The Department of Justice filed a complaint against SpaceX on Aug. 24, accusing the company owned by Elon Musk of violating federal law by refusing to accept applications from asylum recipients and refugees.
According to the complaint filed with a unit of the Department of Justice’s Executive Office for Immigration Review, SpaceX refused applications from 2018-2022 from asylum recipients and refugees.
According to the 13-page complaint, SpaceX stated that due to the sensitive rocket technology used by SpaceX as well as U.S. export control laws meant that only those who have green cards or who are U.S. citizens are allowed to work at SpaceX.
The Department of Justice’s Civil Rights Division lawyers state that the interpretation of those laws by SpaceX was inaccurate, therefore the company illegally discriminated against those living in the United States who had been granted refugee or asylum recipient status legally.
Though the complaint does not specifically name Musk, it states that the CEO of SpaceX publicly advanced an incorrect claim that only U.S. citizens or green card holders could work for the company.
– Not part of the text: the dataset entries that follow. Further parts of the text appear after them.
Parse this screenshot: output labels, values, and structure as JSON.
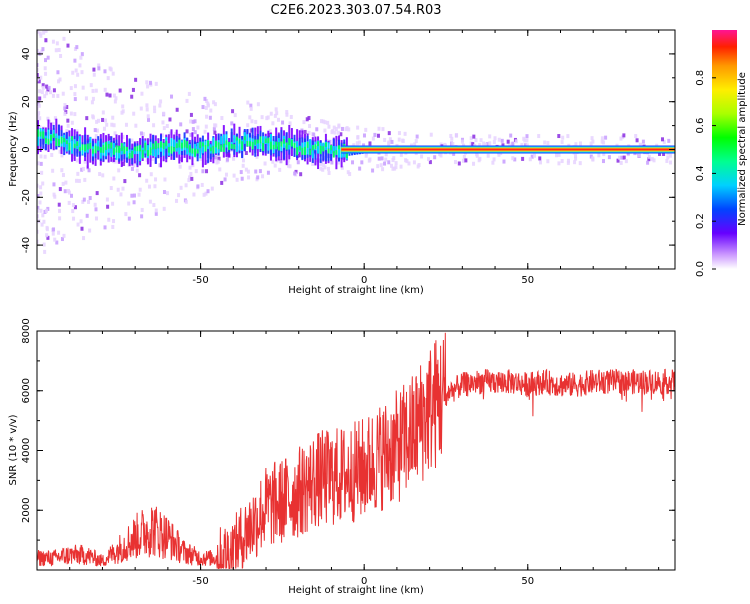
{
  "title": "C2E6.2023.303.07.54.R03",
  "chart_data": [
    {
      "type": "heatmap",
      "xlabel": "Height of straight line (km)",
      "ylabel": "Frequency (Hz)",
      "xlim": [
        -100,
        95
      ],
      "ylim": [
        -50,
        50
      ],
      "xticks": [
        "-50",
        "0",
        "50"
      ],
      "yticks": [
        "-40",
        "-20",
        "0",
        "20",
        "40"
      ],
      "colorbar": {
        "label": "Normalized spectral amplitude",
        "range": [
          0,
          1
        ],
        "ticks": [
          "0.0",
          "0.2",
          "0.4",
          "0.6",
          "0.8"
        ]
      },
      "center_track": [
        {
          "x": -95,
          "y": 5
        },
        {
          "x": -85,
          "y": 1
        },
        {
          "x": -70,
          "y": -1
        },
        {
          "x": -60,
          "y": 1
        },
        {
          "x": -50,
          "y": 0
        },
        {
          "x": -45,
          "y": 2
        },
        {
          "x": -40,
          "y": 3
        },
        {
          "x": -30,
          "y": 3
        },
        {
          "x": -20,
          "y": 1
        },
        {
          "x": -10,
          "y": 0
        },
        {
          "x": -5,
          "y": -1
        },
        {
          "x": 0,
          "y": 0
        },
        {
          "x": 95,
          "y": 0
        }
      ]
    },
    {
      "type": "line",
      "xlabel": "Height of straight line (km)",
      "ylabel": "SNR (10 * v/v)",
      "xlim": [
        -100,
        95
      ],
      "ylim": [
        0,
        8000
      ],
      "xticks": [
        "-50",
        "0",
        "50"
      ],
      "yticks": [
        "2000",
        "4000",
        "6000",
        "8000"
      ],
      "color": "#e83232",
      "series": [
        {
          "x": [
            -100,
            -95,
            -90,
            -85,
            -80,
            -75,
            -70,
            -65,
            -60,
            -55,
            -50,
            -45,
            -40,
            -35,
            -30,
            -25,
            -20,
            -15,
            -10,
            -5,
            0,
            5,
            10,
            15,
            20,
            25,
            30,
            35,
            40,
            45,
            50,
            55,
            60,
            65,
            70,
            75,
            80,
            85,
            90,
            95
          ],
          "y": [
            400,
            400,
            500,
            500,
            300,
            700,
            1100,
            1400,
            1100,
            600,
            400,
            400,
            700,
            1400,
            2100,
            2300,
            2600,
            3000,
            3100,
            3200,
            3400,
            3800,
            4100,
            4600,
            5400,
            5900,
            6200,
            6300,
            6300,
            6300,
            6200,
            6300,
            6200,
            6200,
            6300,
            6300,
            6300,
            6300,
            6300,
            6300
          ]
        }
      ]
    }
  ]
}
In 2016, Musk stated during an international space conference that the company is “legally prevented from hiring anyone” who does not have a green card. In 2020, Musk wrote that “rockets are considered advanced weapons technology” and therefore laws require employees of SpaceX to have a green card.
According to the complaint, SpaceX hired for positions such as baristas and cooks that had no connection to sensitive technology. It’s not clear if those who applied for those positions were also turned away for not having a green card.
The Department of Justice began the investigation into SpaceX in 2020 after a non-citizen filed a complaint of employment discrimination with the Immigrant and Employee Rights Section of the Department of Justice.
The Department of Justice is requesting an administrative law judge order the company to stop its alleged practice of illegal hiring, pay a civil penalty of an unspecified amount, considering hiring applicants who had been affected by the policy as well as provide back pay to those impacted.